A game compiled with the second method is significantly more difficult. You now need all sorts of programs of increasing flakiness to accomplish less than the same thing. Now instead of the tools being able to decompile and edit the code directly, they just give you structure definitions. They tell you what the Character component looks like, rather than what it does directly. To figure that out, you need to actually reverse engineer the binary itself (another deterrent), and figure out what's going on by reading through sometimes-incoherently-translated instructions. If you want to edit anything, you can't simply edit the binary anymore, you instead have to use another tool (which, as a reminder, is also flaky and prone to breaking with updates) to try and patch specific methods, and completely rewrite them.

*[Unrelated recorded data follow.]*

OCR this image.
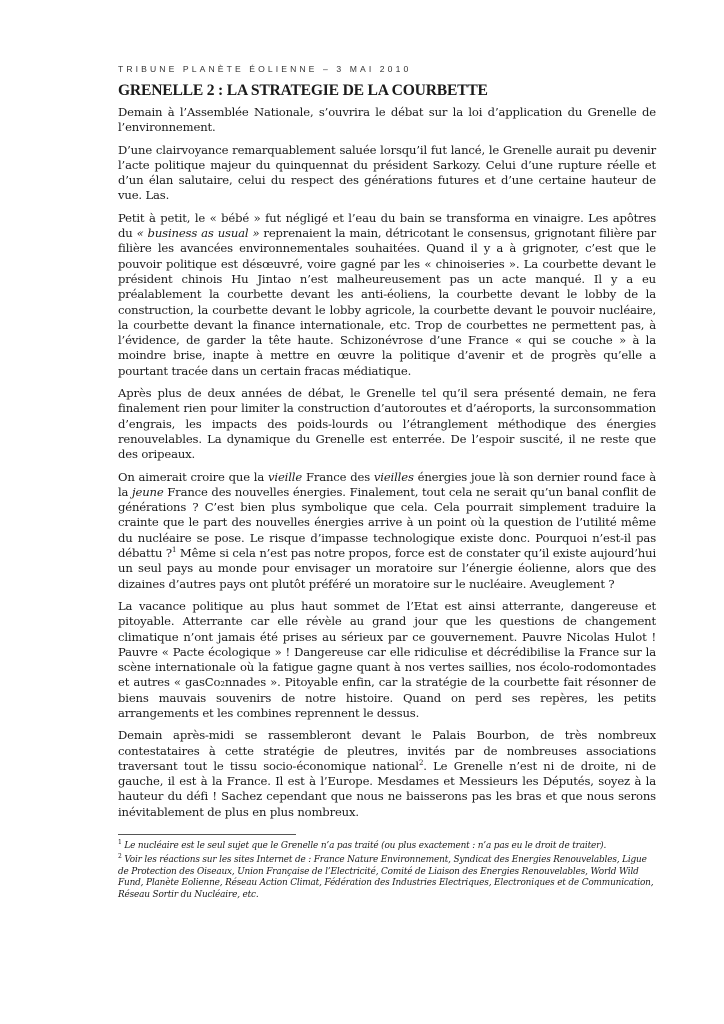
TRIBUNE PLANÈTE ÉOLIENNE – 3 MAI 2010
GRENELLE 2 : LA STRATEGIE DE LA COURBETTE

Demain à l’Assemblée Nationale, s’ouvrira le débat sur la loi d’application du Grenelle de l’environnement.

D’une clairvoyance remarquablement saluée lorsqu’il fut lancé, le Grenelle aurait pu devenir l’acte politique majeur du quinquennat du président Sarkozy. Celui d’une rupture réelle et d’un élan salutaire, celui du respect des générations futures et d’une certaine hauteur de vue. Las.

Petit à petit, le « bébé » fut négligé et l’eau du bain se transforma en vinaigre. Les apôtres du « business as usual » reprenaient la main, détricotant le consensus, grignotant filière par filière les avancées environnementales souhaitées. Quand il y a à grignoter, c’est que le pouvoir politique est désœuvré, voire gagné par les « chinoiseries ». La courbette devant le président chinois Hu Jintao n’est malheureusement pas un acte manqué. Il y a eu préalablement la courbette devant les anti-éoliens, la courbette devant le lobby de la construction, la courbette devant le lobby agricole, la courbette devant le pouvoir nucléaire, la courbette devant la finance internationale, etc. Trop de courbettes ne permettent pas, à l’évidence, de garder la tête haute. Schizonévrose d’une France « qui se couche » à la moindre brise, inapte à mettre en œuvre la politique d’avenir et de progrès qu’elle a pourtant tracée dans un certain fracas médiatique.

Après plus de deux années de débat, le Grenelle tel qu’il sera présenté demain, ne fera finalement rien pour limiter la construction d’autoroutes et d’aéroports, la surconsommation d’engrais, les impacts des poids-lourds ou l’étranglement méthodique des énergies renouvelables. La dynamique du Grenelle est enterrée. De l’espoir suscité, il ne reste que des oripeaux.

On aimerait croire que la vieille France des vieilles énergies joue là son dernier round face à la jeune France des nouvelles énergies. Finalement, tout cela ne serait qu’un banal conflit de générations ? C’est bien plus symbolique que cela. Cela pourrait simplement traduire la crainte que le part des nouvelles énergies arrive à un point où la question de l’utilité même du nucléaire se pose. Le risque d’impasse technologique existe donc. Pourquoi n’est-il pas débattu ?$^1$ Même si cela n’est pas notre propos, force est de constater qu’il existe aujourd’hui un seul pays au monde pour envisager un moratoire sur l’énergie éolienne, alors que des dizaines d’autres pays ont plutôt préféré un moratoire sur le nucléaire. Aveuglement ?

La vacance politique au plus haut sommet de l’Etat est ainsi atterrante, dangereuse et pitoyable. Atterrante car elle révèle au grand jour que les questions de changement climatique n’ont jamais été prises au sérieux par ce gouvernement. Pauvre Nicolas Hulot ! Pauvre « Pacte écologique » ! Dangereuse car elle ridiculise et décrédibilise la France sur la scène internationale où la fatigue gagne quant à nos vertes saillies, nos écolo-rodomontades et autres « gasCo₂nnades ». Pitoyable enfin, car la stratégie de la courbette fait résonner de biens mauvais souvenirs de notre histoire. Quand on perd ses repères, les petits arrangements et les combines reprennent le dessus.

Demain après-midi se rassembleront devant le Palais Bourbon, de très nombreux contestataires à cette stratégie de pleutres, invités par de nombreuses associations traversant tout le tissu socio-économique national$^2$. Le Grenelle n’est ni de droite, ni de gauche, il est à la France. Il est à l’Europe. Mesdames et Messieurs les Députés, soyez à la hauteur du défi ! Sachez cependant que nous ne baisserons pas les bras et que nous serons inévitablement de plus en plus nombreux.

$^1$ Le nucléaire est le seul sujet que le Grenelle n’a pas traité (ou plus exactement : n’a pas eu le droit de traiter).

$^2$ Voir les réactions sur les sites Internet de : France Nature Environnement, Syndicat des Energies Renouvelables, Ligue de Protection des Oiseaux, Union Française de l’Electricité, Comité de Liaison des Energies Renouvelables, World Wild Fund, Planète Eolienne, Réseau Action Climat, Fédération des Industries Electriques, Electroniques et de Communication, Réseau Sortir du Nucléaire, etc.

And on top of both of these, as a Unity developer it's not hard to obfuscate the names. This can make error tracing more complicated, but that's reversable to the game developer themselves. Suddenly what used to be a matter of finding the shooting code is now a mess of going through identifiers that look like m_F598A4BE0, randomized every update. It's swiss cheese all the way down.

Remember that the point is not to eliminate all cheaters, which is truly an impossible goal, but simply to make it so annoying to make cheats, and so annoying to use cheats, that players can play without feeling like they have a cheater every match. Valorant can do it.

Please stop telling people who have active games they are maintaining to give up and stop trying.